A book by one of France's most celebrated and controversial literary figures arrives in bookstores this week, 78 years after the manuscript disappeared

'Lost' manuscript of pro-Nazi French author published 78 years later

It is a rare thing when the story of a book’s publication is even more mysterious than the plot of the novel itself.

But that might be said of Guerre (War) by one of France’s most celebrated and controversial literary figures, Louis-Ferdinand Celine, which arrives in bookstores on Thursday, some 78 years after its manuscript disappeared.

Celine’s reputation has somehow survived the fact that he was one of France’s most eager collaborators with the Nazis.

Already a superstar thanks to his debut novel Journey to the End of the Night (1932), Celine became one of the most ardent anti-Semitic propagandists even before France’s occupation.

In June 1944, with the Allies advancing on Paris, the writer abandoned a pile of his manuscripts in his Montmartre apartment.

Celine feared rough treatment from authorities in liberated France, having spent the war carousing with the Gestapo, and giving up Jews and foreigners to the Nazi regime and publishing racist pamphlets about Jewish world conspiracies.

For decades, no one knew what happened to his papers, and he accused resistance fighters of burning them. But at some point in the 2000s, they ended up with retired journalist Jean-Pierre Thibaudat, who passed them – completely out of the blue – to Celine’s heirs last summer.

‘A miracle’
Despite the author’s history, reviews of the 150-page novel, published by Gallimard, have been unanimous in their praise.

“The end of a mystery, the discovery of a great text,” writes Le Point; a “miracle,” says Le Monde; “breathtaking,” gushes Journal du Dimanche.

Gallimard has yet to say whether the novel will be translated.

Like much of Celine’s work, Guerre is deeply autobiographical, recounting his experiences during World War I.

It opens with 20-year-old Brigadier Ferdinand finding himself miraculously alive after waking up on a Belgian battlefield, follows his treatment and hasty departure for England – all based on Celine’s real experiences.

His time across the Channel is the subject of another newly discovered novel, Londres (London), to be published this autumn.

If French reviewers seem reluctant to focus on Celine’s rampant World War II anti-Semitism, it is partly because his early writings (Guerre is thought to date from 1934) show little sign of it.

Journey to the End of the Night was a hit among progressives for its anti-war message, as well as a raw, slang-filled style that stuck two fingers up at bourgeois sensibilities.

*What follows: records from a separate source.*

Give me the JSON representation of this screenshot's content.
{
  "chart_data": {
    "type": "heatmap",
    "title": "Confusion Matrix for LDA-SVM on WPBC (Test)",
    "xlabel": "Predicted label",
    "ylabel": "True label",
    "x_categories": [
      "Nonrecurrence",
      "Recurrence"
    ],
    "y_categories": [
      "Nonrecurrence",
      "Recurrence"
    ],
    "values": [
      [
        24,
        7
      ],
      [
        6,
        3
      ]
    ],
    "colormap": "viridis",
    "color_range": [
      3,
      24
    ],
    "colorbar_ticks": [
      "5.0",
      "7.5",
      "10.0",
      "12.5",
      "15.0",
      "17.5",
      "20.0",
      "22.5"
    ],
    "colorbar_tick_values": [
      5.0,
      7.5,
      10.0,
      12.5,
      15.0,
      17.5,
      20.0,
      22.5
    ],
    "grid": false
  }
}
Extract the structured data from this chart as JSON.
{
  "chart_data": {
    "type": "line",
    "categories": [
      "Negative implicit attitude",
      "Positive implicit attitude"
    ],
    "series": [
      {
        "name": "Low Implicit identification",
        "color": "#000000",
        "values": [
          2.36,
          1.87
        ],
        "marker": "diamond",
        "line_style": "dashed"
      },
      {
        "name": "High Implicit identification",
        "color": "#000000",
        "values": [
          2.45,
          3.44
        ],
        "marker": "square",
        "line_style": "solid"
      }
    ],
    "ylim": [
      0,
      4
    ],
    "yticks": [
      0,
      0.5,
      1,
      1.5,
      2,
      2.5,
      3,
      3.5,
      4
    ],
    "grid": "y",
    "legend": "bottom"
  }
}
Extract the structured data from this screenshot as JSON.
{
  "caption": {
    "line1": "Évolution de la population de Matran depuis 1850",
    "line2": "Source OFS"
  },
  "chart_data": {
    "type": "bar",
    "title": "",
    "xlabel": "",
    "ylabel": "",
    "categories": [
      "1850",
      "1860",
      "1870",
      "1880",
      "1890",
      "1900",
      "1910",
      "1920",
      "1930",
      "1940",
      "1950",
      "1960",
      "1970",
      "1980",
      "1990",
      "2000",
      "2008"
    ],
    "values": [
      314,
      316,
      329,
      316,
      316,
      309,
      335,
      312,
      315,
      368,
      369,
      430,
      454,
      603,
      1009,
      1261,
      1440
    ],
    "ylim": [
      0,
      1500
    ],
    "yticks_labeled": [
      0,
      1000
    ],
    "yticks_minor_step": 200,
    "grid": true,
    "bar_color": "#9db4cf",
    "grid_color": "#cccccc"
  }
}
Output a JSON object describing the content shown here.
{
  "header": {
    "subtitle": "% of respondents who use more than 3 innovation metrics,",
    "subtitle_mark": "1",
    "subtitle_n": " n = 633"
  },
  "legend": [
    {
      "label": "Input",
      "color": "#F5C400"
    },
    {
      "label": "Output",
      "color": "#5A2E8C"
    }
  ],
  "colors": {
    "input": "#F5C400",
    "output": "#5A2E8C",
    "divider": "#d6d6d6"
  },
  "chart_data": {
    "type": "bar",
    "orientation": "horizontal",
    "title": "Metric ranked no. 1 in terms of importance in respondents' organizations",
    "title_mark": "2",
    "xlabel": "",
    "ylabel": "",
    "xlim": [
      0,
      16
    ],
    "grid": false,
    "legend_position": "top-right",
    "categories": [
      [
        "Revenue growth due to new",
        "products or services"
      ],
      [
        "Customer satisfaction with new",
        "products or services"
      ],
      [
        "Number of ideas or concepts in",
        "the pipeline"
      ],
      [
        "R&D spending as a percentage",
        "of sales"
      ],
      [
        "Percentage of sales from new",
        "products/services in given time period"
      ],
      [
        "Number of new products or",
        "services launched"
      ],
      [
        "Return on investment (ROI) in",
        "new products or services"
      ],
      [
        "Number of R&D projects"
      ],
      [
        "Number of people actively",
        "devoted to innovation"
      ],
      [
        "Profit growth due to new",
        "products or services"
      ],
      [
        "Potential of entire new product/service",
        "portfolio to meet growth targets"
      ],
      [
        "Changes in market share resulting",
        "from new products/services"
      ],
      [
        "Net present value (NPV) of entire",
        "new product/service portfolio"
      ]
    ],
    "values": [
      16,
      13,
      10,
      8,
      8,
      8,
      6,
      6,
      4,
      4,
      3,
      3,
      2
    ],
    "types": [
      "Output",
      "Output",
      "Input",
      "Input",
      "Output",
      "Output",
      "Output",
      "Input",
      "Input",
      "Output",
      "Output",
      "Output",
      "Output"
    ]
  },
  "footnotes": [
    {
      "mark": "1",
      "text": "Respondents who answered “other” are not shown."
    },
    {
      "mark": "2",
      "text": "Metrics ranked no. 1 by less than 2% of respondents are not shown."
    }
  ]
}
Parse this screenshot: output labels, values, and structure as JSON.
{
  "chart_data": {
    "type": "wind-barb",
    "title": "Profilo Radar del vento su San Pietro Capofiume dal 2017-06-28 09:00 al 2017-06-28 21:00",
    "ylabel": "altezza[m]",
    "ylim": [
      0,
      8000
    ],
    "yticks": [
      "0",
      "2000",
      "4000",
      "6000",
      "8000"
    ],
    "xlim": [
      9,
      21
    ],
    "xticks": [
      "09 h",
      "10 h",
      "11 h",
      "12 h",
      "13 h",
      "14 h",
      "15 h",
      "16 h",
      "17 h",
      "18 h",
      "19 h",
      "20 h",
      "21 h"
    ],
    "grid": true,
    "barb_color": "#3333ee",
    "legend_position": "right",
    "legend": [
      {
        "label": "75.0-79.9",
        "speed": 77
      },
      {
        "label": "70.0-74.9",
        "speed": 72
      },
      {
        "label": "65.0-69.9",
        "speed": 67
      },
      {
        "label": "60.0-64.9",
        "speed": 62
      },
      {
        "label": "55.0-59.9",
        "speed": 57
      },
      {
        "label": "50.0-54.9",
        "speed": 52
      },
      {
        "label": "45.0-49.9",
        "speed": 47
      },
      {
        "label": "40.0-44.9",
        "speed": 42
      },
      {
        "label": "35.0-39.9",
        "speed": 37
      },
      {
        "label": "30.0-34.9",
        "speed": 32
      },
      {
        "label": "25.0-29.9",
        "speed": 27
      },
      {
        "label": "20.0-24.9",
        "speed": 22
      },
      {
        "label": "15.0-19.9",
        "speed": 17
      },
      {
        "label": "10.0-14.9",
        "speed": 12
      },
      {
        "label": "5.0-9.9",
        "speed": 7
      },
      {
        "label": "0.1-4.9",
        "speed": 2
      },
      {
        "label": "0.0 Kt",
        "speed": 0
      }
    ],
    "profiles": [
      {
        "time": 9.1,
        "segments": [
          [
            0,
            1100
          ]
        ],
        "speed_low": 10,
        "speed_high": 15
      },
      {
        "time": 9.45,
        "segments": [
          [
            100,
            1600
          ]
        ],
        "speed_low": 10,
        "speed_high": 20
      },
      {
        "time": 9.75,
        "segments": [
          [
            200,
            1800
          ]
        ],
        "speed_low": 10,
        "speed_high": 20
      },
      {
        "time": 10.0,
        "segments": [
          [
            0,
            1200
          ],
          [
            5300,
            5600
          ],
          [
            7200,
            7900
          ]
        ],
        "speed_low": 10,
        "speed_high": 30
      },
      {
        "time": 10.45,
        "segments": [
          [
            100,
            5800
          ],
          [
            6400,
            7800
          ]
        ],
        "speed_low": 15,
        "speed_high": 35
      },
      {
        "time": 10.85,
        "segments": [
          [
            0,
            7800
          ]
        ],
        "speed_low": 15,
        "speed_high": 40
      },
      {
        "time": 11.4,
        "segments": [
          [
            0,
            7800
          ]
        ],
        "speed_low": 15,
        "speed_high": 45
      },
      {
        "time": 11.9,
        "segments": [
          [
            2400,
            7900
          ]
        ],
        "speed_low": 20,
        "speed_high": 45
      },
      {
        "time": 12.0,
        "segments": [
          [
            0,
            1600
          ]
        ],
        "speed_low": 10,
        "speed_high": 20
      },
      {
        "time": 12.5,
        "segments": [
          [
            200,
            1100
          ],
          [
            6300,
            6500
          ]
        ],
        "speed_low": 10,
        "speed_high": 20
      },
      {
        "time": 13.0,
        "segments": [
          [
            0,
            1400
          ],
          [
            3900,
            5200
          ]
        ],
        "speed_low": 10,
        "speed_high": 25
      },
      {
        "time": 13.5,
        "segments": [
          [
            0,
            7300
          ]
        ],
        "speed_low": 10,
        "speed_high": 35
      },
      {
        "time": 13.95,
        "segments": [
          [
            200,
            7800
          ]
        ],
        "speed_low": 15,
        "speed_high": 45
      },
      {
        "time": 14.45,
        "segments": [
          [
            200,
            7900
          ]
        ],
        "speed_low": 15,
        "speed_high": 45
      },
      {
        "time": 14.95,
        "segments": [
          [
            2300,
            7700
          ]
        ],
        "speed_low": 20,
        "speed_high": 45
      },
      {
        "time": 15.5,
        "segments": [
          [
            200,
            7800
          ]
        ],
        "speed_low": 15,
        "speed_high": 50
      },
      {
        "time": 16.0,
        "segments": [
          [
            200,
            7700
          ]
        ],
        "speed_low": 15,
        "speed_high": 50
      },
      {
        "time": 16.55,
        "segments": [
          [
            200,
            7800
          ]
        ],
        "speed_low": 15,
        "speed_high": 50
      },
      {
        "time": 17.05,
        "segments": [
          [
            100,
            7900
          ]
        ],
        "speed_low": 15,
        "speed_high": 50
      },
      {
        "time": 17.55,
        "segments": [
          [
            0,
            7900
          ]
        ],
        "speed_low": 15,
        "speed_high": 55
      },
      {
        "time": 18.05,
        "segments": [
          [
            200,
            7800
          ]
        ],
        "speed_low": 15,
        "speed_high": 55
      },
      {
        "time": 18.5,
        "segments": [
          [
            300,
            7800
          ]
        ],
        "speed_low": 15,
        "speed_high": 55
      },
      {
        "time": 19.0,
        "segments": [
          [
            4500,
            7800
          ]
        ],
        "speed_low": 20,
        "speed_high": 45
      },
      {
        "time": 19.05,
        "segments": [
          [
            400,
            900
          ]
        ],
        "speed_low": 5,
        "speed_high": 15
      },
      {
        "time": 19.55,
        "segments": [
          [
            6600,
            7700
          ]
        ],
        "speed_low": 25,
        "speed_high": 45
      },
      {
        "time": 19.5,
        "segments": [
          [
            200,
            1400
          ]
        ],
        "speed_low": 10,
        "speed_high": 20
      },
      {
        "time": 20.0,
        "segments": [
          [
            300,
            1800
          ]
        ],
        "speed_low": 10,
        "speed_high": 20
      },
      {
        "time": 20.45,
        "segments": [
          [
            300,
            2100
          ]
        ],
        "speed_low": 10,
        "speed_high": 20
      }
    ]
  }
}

Celine’s attitude to the Jews only revealed itself in 1937 with the publication of a pamphlet, Trifles for a Massacre, which set him on a new path of racial hatred and conspiracy-mongering.

He never back-tracked. After the war, he launched a campaign of Holocaust-denial and sought to muddy the waters around his own war-time exploits – allowing him to worm his way back into France without repercussions.

‘Divine surprise’
Many in the French literary scene seem keen to separate early and late Celine.

“These manuscripts come at the right time – they are a divine surprise – for Celine to become a writer again: the one who matters, from 1932 to 1936,” literary historian Philippe Roussin told AFP.

Other critics say the early Celine was just hiding his true feelings.

They highlight a quote that may explain the gap between his progressive novels and reactionary feelings: “Knowing what the reader wants, following fashions like a shopgirl, is the job of any writer who is very financially constrained,” Celine wrote to a friend.

Despite his descent into Nazism, he was one of the great chroniclers of the trauma of World War I and the malaise of the inter-war years.

An exhibition about the discovery of the manuscripts opens on Thursday at the Gallimard Gallery and includes the original, hand-written sheets of Guerre.

They end with a line that is typical of Celine: “I caught the war in my head. It is locked in my head.”

In the final years before his death in 1961, Celine endlessly bemoaned the loss of his manuscripts.

The exhibition has a quote from him on the wall: “They burned them, almost three manuscripts, the pest-purging vigilantes!”

This was one occasion – not the only one – where he was proved wrong.